For Domenico De Rosa, easyJet’s withdrawal from Salerno Costa d’Amalfi Airport is not merely a market realignment but a serious warning sign for the entire airport project. The cancellation of the route to Milan Malpensa, one of the country’s main hubs, is seen as proof that the airport’s overall model is not working.
In his analysis, the central issue is the industrial and regional plan that is supposed to support the airport. The Costa d’Amalfi airport theoretically serves a vast area, including southern Naples, the province of Salerno, Cilento, Irpinia, and parts of Basilicata and the Tyrrhenian coast of Calabria. A potential catchment area of millions of people. Yet today the airport is perceived as an experiment, with routes opening and closing within a matter of months, infrastructure still incomplete, and weak, poorly integrated ground connections. In such a context, the market shows little reliability, and airlines are reacting by pulling out.
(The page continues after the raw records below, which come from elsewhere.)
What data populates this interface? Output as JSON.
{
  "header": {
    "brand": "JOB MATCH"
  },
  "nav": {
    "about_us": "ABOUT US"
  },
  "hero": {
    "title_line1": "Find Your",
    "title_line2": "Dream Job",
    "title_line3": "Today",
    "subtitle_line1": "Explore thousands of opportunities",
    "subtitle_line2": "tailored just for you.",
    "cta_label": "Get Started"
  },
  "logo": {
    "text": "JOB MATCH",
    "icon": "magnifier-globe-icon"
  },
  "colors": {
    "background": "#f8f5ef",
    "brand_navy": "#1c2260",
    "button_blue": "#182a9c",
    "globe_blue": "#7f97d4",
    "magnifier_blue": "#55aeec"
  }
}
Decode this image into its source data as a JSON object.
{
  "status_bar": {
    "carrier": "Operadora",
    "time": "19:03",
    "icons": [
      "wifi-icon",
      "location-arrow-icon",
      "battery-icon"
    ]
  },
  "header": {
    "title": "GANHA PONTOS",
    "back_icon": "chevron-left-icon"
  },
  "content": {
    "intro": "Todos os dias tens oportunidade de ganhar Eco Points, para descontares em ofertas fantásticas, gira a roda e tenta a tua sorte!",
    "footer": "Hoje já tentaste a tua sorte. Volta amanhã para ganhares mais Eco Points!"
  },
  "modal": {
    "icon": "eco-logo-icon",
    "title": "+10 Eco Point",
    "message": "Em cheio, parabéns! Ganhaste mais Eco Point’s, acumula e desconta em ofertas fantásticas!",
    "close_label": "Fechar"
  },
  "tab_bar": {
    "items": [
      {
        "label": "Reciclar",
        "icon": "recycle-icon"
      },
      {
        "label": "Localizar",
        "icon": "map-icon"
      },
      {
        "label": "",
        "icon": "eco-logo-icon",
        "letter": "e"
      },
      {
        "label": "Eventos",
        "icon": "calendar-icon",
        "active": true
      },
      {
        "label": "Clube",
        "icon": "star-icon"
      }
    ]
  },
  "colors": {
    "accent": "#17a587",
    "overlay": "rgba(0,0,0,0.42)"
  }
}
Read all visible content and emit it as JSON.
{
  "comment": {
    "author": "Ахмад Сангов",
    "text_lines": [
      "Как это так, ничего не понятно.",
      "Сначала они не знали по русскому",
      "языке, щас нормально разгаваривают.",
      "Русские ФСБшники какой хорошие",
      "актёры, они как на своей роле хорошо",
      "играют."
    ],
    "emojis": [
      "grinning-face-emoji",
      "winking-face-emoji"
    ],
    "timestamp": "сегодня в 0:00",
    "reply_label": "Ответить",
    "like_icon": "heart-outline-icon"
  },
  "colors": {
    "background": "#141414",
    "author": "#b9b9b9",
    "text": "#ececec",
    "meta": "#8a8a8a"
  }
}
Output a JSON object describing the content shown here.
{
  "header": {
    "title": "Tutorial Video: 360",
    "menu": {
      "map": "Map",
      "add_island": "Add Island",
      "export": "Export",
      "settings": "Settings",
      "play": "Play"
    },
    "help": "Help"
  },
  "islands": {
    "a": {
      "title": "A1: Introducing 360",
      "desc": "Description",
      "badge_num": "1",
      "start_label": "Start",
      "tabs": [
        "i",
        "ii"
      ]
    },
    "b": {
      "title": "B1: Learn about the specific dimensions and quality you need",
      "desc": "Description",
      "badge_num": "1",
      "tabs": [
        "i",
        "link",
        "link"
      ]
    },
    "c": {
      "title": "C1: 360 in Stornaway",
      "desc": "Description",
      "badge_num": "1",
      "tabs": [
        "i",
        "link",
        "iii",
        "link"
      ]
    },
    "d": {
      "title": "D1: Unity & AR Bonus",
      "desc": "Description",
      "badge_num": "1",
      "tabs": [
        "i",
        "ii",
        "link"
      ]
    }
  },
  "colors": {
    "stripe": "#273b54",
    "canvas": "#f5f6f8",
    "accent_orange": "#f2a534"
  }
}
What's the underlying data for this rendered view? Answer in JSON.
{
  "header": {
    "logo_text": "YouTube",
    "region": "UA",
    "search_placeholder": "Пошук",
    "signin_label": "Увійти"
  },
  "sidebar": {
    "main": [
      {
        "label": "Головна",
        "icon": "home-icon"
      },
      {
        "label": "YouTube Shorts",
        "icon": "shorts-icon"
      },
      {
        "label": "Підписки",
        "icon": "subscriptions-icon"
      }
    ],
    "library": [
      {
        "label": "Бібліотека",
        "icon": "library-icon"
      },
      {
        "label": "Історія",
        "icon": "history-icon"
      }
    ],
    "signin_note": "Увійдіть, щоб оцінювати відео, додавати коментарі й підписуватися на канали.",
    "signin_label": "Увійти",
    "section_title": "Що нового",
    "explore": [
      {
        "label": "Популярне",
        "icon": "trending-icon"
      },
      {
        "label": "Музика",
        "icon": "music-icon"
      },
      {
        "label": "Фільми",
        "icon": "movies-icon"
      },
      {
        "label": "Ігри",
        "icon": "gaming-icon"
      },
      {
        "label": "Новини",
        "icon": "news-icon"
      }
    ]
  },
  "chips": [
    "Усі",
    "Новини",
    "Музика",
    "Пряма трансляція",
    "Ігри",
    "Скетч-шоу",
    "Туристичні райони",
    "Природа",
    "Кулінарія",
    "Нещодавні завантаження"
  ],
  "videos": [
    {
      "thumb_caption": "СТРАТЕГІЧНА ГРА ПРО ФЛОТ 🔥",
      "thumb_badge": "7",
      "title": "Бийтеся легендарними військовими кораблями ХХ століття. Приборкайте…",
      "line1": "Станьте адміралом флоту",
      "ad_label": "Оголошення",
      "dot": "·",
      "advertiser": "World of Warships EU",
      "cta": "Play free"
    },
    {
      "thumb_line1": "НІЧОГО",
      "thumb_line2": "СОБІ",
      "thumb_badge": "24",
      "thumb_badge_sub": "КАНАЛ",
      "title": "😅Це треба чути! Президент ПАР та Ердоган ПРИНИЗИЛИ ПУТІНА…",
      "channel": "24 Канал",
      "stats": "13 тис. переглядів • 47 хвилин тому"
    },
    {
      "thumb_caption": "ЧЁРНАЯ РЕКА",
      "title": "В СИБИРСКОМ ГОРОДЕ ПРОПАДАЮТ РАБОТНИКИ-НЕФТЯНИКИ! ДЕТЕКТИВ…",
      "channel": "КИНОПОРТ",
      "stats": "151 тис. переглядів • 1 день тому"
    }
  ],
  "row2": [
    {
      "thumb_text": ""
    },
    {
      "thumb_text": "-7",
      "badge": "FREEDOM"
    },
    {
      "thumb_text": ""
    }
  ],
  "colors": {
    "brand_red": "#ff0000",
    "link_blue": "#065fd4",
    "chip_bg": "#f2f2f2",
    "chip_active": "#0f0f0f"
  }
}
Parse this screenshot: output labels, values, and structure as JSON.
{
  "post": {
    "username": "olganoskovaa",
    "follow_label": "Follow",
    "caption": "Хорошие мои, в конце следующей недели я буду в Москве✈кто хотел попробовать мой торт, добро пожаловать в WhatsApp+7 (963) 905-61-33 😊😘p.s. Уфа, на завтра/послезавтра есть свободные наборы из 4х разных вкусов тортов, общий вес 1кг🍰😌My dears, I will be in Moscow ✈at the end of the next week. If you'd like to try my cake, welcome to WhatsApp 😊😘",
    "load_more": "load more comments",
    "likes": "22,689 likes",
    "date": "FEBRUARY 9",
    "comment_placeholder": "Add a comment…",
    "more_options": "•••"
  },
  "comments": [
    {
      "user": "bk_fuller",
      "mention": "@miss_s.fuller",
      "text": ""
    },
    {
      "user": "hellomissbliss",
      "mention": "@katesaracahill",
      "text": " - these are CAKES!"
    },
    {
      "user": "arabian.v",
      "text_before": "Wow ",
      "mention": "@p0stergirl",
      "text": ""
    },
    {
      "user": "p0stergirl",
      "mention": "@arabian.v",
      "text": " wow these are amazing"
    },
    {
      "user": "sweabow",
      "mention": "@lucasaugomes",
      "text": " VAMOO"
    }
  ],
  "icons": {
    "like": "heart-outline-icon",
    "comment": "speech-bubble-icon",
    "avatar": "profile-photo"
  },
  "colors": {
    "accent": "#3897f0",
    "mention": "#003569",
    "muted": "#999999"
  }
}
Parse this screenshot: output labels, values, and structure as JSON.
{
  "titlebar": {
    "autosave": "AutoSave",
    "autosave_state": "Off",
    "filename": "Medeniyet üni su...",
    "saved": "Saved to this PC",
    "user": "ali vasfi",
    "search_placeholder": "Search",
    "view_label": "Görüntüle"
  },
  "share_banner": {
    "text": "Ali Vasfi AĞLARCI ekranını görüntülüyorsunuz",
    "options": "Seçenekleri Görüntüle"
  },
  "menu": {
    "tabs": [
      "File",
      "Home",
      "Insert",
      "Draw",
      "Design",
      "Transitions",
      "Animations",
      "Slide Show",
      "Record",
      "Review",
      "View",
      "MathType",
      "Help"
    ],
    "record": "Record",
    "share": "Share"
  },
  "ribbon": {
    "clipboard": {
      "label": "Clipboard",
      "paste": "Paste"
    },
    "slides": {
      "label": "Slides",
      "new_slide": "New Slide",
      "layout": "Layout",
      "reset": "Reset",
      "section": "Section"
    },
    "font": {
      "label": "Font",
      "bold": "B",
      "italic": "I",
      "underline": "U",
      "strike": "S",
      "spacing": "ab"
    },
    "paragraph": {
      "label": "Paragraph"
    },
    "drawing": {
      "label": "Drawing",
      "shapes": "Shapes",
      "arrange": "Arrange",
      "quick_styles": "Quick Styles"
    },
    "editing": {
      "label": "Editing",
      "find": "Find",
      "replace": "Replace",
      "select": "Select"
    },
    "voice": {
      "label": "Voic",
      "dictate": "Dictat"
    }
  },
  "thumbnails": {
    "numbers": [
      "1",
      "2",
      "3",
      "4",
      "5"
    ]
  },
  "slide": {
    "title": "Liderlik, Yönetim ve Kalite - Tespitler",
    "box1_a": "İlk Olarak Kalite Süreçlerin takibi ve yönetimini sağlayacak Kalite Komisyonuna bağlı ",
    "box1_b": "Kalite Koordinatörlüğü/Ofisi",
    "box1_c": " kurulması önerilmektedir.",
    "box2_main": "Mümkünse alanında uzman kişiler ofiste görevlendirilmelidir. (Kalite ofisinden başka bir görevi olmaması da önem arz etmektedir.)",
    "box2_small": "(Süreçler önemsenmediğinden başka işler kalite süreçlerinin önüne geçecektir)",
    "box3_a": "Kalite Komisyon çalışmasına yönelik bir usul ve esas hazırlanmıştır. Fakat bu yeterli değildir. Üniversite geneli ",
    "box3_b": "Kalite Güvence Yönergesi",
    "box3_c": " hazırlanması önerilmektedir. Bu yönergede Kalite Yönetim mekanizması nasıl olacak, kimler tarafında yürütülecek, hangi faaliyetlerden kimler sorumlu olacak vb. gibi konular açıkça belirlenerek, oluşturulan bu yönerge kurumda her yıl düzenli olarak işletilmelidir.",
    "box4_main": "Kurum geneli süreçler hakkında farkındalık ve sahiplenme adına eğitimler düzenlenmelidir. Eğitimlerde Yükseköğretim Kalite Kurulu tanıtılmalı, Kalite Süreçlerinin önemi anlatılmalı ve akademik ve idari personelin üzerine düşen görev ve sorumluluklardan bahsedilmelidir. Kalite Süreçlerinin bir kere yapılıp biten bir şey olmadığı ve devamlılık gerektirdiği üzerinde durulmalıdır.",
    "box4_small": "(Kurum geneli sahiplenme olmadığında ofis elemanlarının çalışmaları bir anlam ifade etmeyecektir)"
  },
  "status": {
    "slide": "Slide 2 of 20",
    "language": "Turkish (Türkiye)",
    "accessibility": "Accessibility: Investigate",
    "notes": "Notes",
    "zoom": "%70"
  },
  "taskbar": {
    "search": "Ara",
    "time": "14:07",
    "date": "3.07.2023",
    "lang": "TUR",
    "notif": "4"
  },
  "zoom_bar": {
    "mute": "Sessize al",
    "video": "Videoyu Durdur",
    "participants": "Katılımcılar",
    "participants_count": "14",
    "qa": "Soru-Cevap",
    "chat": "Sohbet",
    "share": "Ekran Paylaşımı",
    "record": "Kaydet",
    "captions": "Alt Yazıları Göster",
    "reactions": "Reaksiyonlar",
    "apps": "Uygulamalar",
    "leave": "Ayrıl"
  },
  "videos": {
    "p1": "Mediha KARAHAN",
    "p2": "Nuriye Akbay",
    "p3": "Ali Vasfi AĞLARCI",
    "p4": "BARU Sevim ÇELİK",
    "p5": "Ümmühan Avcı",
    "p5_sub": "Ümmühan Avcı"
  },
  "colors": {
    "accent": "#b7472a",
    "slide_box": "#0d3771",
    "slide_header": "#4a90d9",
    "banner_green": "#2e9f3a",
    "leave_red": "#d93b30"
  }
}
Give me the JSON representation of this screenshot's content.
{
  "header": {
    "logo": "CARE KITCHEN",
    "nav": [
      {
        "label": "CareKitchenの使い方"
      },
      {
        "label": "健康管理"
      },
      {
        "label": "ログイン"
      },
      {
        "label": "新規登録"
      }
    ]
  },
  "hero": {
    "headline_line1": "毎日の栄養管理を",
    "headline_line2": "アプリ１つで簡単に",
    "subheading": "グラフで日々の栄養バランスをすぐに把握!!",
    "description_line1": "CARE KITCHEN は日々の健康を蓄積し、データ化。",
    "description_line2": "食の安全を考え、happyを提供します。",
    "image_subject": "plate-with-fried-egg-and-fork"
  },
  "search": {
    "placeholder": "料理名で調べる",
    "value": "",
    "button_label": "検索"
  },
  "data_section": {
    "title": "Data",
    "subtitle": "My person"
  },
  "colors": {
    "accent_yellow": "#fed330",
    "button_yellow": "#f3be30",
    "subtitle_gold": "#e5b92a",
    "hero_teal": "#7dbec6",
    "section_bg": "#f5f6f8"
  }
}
Il Cavaliere also notes the mood taking hold in the region. When hoteliers, business owners, and associations speak openly about the “Salerno case,” the unease is now widespread. This is not about fueling disputes or controversies, but about demanding clarity on some fundamental issues. Who is truly driving the airport’s strategy? How is the balance with Naples Airport envisioned? What are the timelines and priorities for access infrastructure and services? If these responses aren’t transparent to the local community, they’re unlikely to be transparent to the airlines either.
As an entrepreneur, De Rosa identifies three fundamental mistakes. Too much communication and too little strategy. The launch of the new tourism gateway was touted without first establishing a core set of stable routes and reliable services. Then there’s fragmentation. Each airline has run its own trial run without a binding framework that clearly designated certain domestic routes and a few European hubs to be served continuously over the medium term. Finally, there is a lack of integration with the local area. If a resident of Cilento, Irpinia, Basilicata, or the Tyrrhenian coast of Calabria finds it difficult to reach the airport, the runway alone is not enough. We need adequate roads, rail connections, shuttles, and schedules designed with travelers in mind.
In Cavaliere’s vision, a fully operational airport is a multiplier of competitiveness. For the business community, this means fast connections for managers, clients, and investors. If it takes two or three transfers to get here, many stakeholders will choose other regions. For tourism, every missed connection translates into fewer arrivals and shorter stays, precisely in an area that has extraordinary, yet untapped, potential. From an employment perspective, all of this amounts to a missed opportunity, resulting in fewer direct and indirect jobs, fewer logistics and service supply chains, and fewer concrete opportunities for young people in Southern Italy.
To reverse this trend, De Rosa proposes three immediate steps. A permanent regional roundtable bringing together the regional government, the operator, municipalities, chambers of commerce, and the business and tourism sectors—with concrete data, clear objectives, and defined responsibilities. A five- to ten-year business plan that identifies key routes, such as Milan, Rome, and a few European hubs, and establishes multi-year agreements with carriers, linking every incentive to service continuity and load factors. A qualitative leap in ground transportation and coordinated regional marketing, with real accessibility from southern Naples, Cilento, Irpinia, Basilicata, and Calabria, and an integrated product that brings together tourism, business, universities, and major events.
The Cavaliere’s message to local and national politicians is clear. Either the Salerno Costa d’Amalfi Airport is finally treated as a genuine strategic infrastructure asset for Southern Italy, or it would be better to stop using it as a campaign slogan. An airport is not an electoral trophy to be paraded around but a choice of industrial, tourism, and employment policy that demands clear governance, solid numbers, and recognizable accountability. If these elements remain vague, airlines will continue to do what we’re already seeing: they arrive, test the market, and then leave.
De Rosa remains convinced, however, that there is still time to correct the course. He warns, however, that the time for selfies on the tarmac is over. If we want to prevent Salerno from becoming yet another missed opportunity for Southern Italy, and if we truly aspire to make it the air gateway for Campania, Basilicata, and Calabria, we need seriousness, vision, and courageous decisions now.